Keble a son of the Vicarage was born on 25th April 1792. Following home tuition he was admitted as an undergraduate of Corpus Christi College at 14 years of age. After a brilliant academic career he was elected a Fellow of Oriel College where he was a tutor and examiner. He was ordained deacon in 1815 and priest the next year. A curate first to his father he was later appointed to a curacy at Eastleach in Gloucestershire. The Christian Year was published in 1827 and resulted in him being appointed as Professor of Poetry at Oxford. He also published another book of poetry called the Lyra Innocentium. Some of the words from the Christian Year are used as hymns including:-
Blessed are the pure in heart.
New every morning is the love
When God of old came down from heaven
Glory to Thee my God this night
John Keble, John Henry Newman and Edward Pusey were the originators of the Tractarians or as it came to be known the Oxford Movement. It started with Keble’s famous Assize sermon on National Apostasy. Keble didn’t follow Newman when he departed to Rome and instead became the Vicar of the little country parish of Hursley. The money that accrued from his poetry helped build churches for the parishes of Otterbourne and Ampfield and also the rebuilding of Hursley Church itself.

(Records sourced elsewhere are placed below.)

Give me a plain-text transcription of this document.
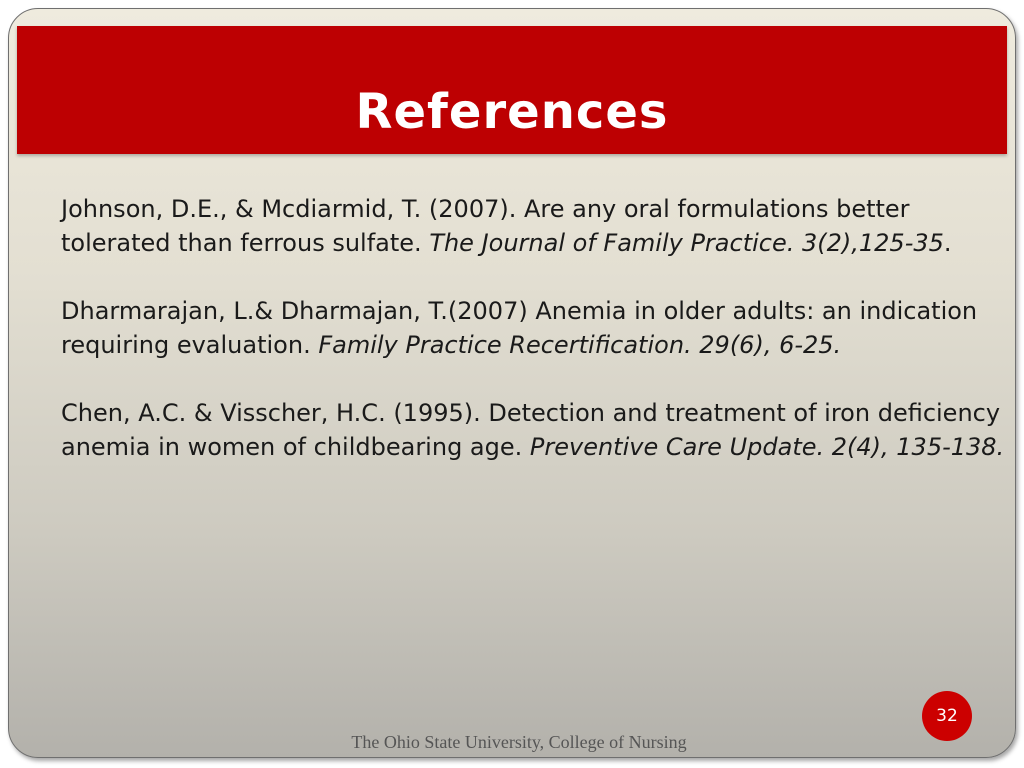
References

Johnson, D.E., & Mcdiarmid, T. (2007). Are any oral formulations better tolerated than ferrous sulfate. The Journal of Family Practice. 3(2),125-35.

Dharmarajan, L.& Dharmajan, T.(2007) Anemia in older adults: an indication requiring evaluation. Family Practice Recertification. 29(6), 6-25.

Chen, A.C. & Visscher, H.C. (1995). Detection and treatment of iron deficiency anemia in women of childbearing age. Preventive Care Update. 2(4), 135-138.

The Ohio State University, College of Nursing
32
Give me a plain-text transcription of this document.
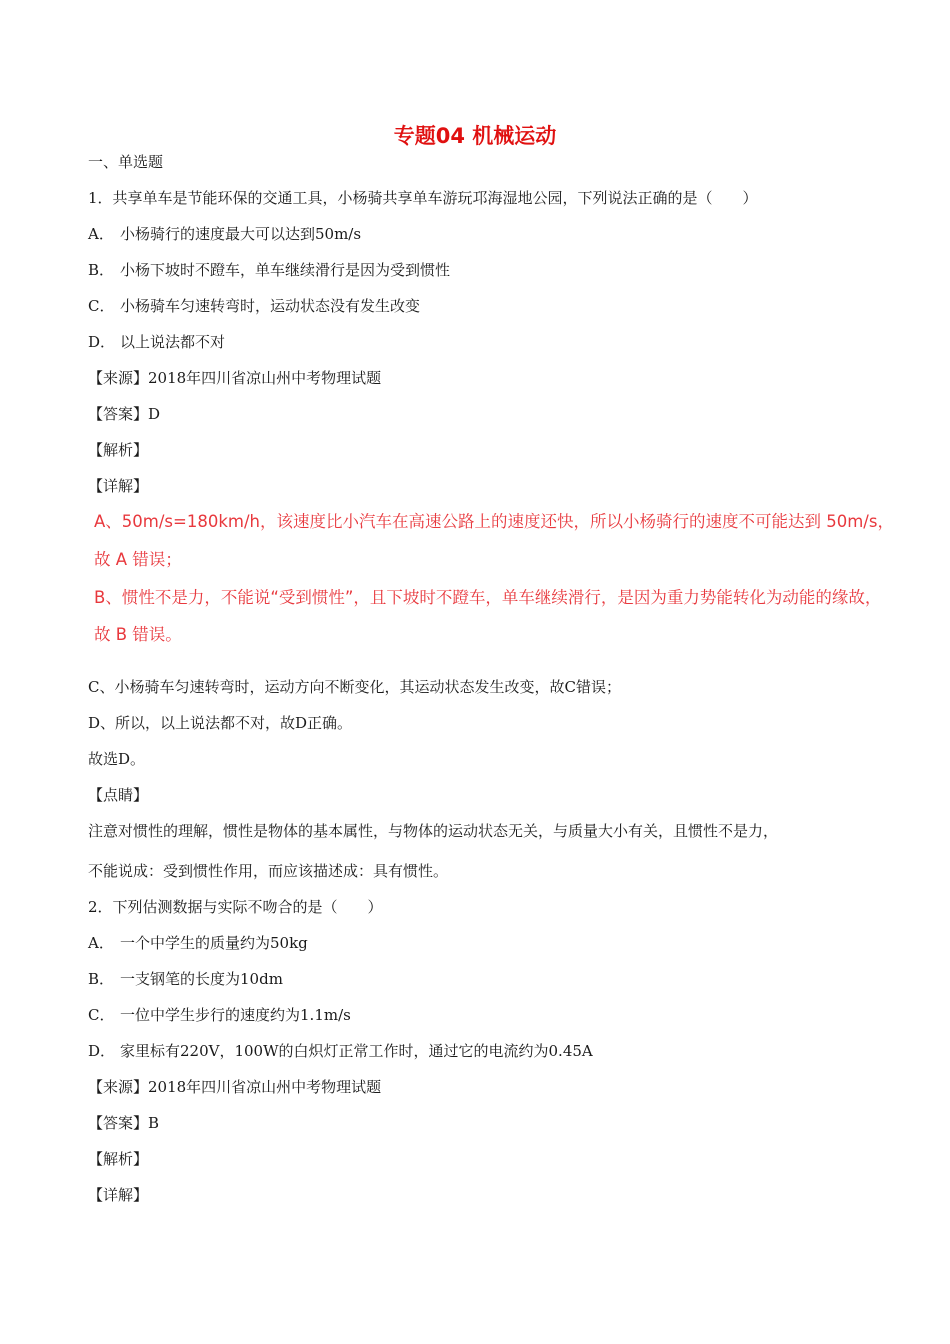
专题04 机械运动
一、单选题
1．共享单车是节能环保的交通工具，小杨骑共享单车游玩邛海湿地公园，下列说法正确的是（　　）
A． 小杨骑行的速度最大可以达到50m/s
B． 小杨下坡时不蹬车，单车继续滑行是因为受到惯性
C． 小杨骑车匀速转弯时，运动状态没有发生改变
D． 以上说法都不对
【来源】2018年四川省凉山州中考物理试题
【答案】D
【解析】
【详解】
A、50m/s=180km/h，该速度比小汽车在高速公路上的速度还快，所以小杨骑行的速度不可能达到 50m/s，
故 A 错误；
B、惯性不是力，不能说“受到惯性”，且下坡时不蹬车，单车继续滑行，是因为重力势能转化为动能的缘故，
故 B 错误。
C、小杨骑车匀速转弯时，运动方向不断变化，其运动状态发生改变，故C错误；
D、所以，以上说法都不对，故D正确。
故选D。
【点睛】
注意对惯性的理解，惯性是物体的基本属性，与物体的运动状态无关，与质量大小有关，且惯性不是力，
不能说成：受到惯性作用，而应该描述成：具有惯性。
2．下列估测数据与实际不吻合的是（　　）
A． 一个中学生的质量约为50kg
B． 一支钢笔的长度为10dm
C． 一位中学生步行的速度约为1.1m/s
D． 家里标有220V，100W的白炽灯正常工作时，通过它的电流约为0.45A
【来源】2018年四川省凉山州中考物理试题
【答案】B
【解析】
【详解】
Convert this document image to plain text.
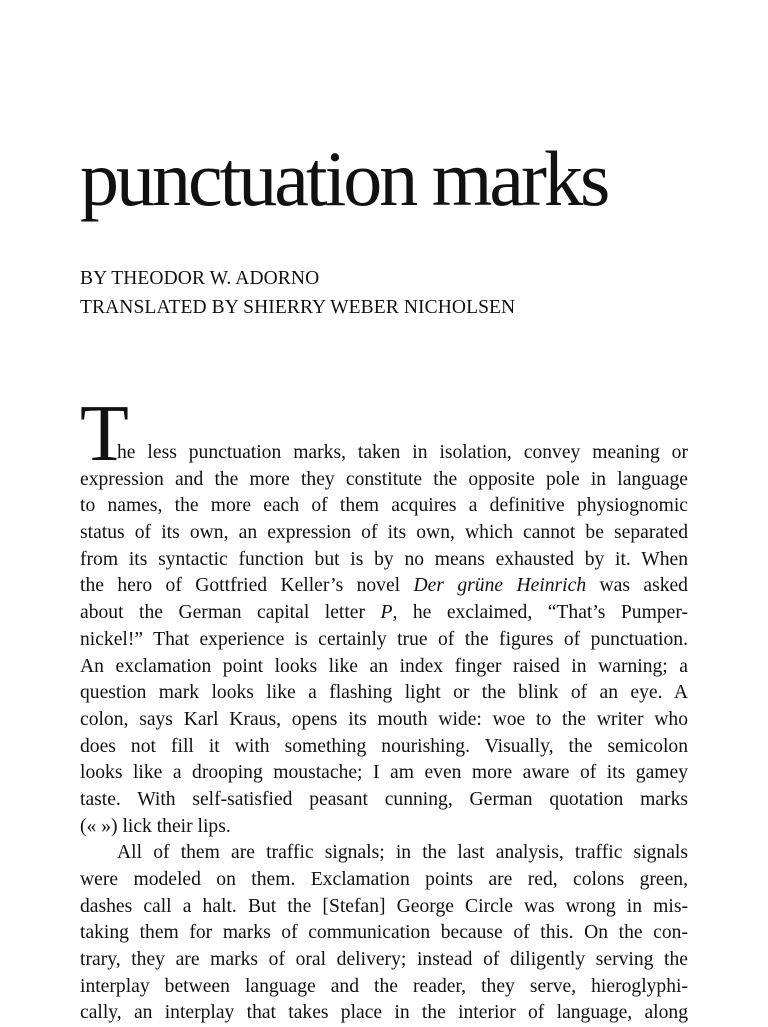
punctuation marks
BY THEODOR W. ADORNO
TRANSLATED BY SHIERRY WEBER NICHOLSEN
T
he less punctuation marks, taken in isolation, convey meaning or
expression and the more they constitute the opposite pole in language
to names, the more each of them acquires a definitive physiognomic
status of its own, an expression of its own, which cannot be separated
from its syntactic function but is by no means exhausted by it. When
the hero of Gottfried Keller’s novel Der grüne Heinrich was asked
about the German capital letter P, he exclaimed, “That’s Pumper-
nickel!” That experience is certainly true of the figures of punctuation.
An exclamation point looks like an index finger raised in warning; a
question mark looks like a flashing light or the blink of an eye. A
colon, says Karl Kraus, opens its mouth wide: woe to the writer who
does not fill it with something nourishing. Visually, the semicolon
looks like a drooping moustache; I am even more aware of its gamey
taste. With self-satisfied peasant cunning, German quotation marks
(« ») lick their lips.
All of them are traffic signals; in the last analysis, traffic signals
were modeled on them. Exclamation points are red, colons green,
dashes call a halt. But the [Stefan] George Circle was wrong in mis-
taking them for marks of communication because of this. On the con-
trary, they are marks of oral delivery; instead of diligently serving the
interplay between language and the reader, they serve, hieroglyphi-
cally, an interplay that takes place in the interior of language, along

Just before he died, Keble and Pusey were reunited with Newman who went to Hursley Vicarage to see Keble not aware that Pusey was there. John Keble was Dr Pusey’s confessor. After his death, Keble College was founded in his memory.
With the forthcoming canonisation of Cardinal John Henry Newman it is a pity that we have no way of recognising saintliness in the Church of England. I am very pleased that Cardinal Newman is to be canonised but regret that both John Keble and Edward Pusey won’t have the same recognition as Saints of God’s church.
Whether my ancestor ever knew Keble I’m not certain but I like to think that he did. Great Grandfather went from Hursley to Titchfield where he was appointed as Head of the School and Organist of the parish Church.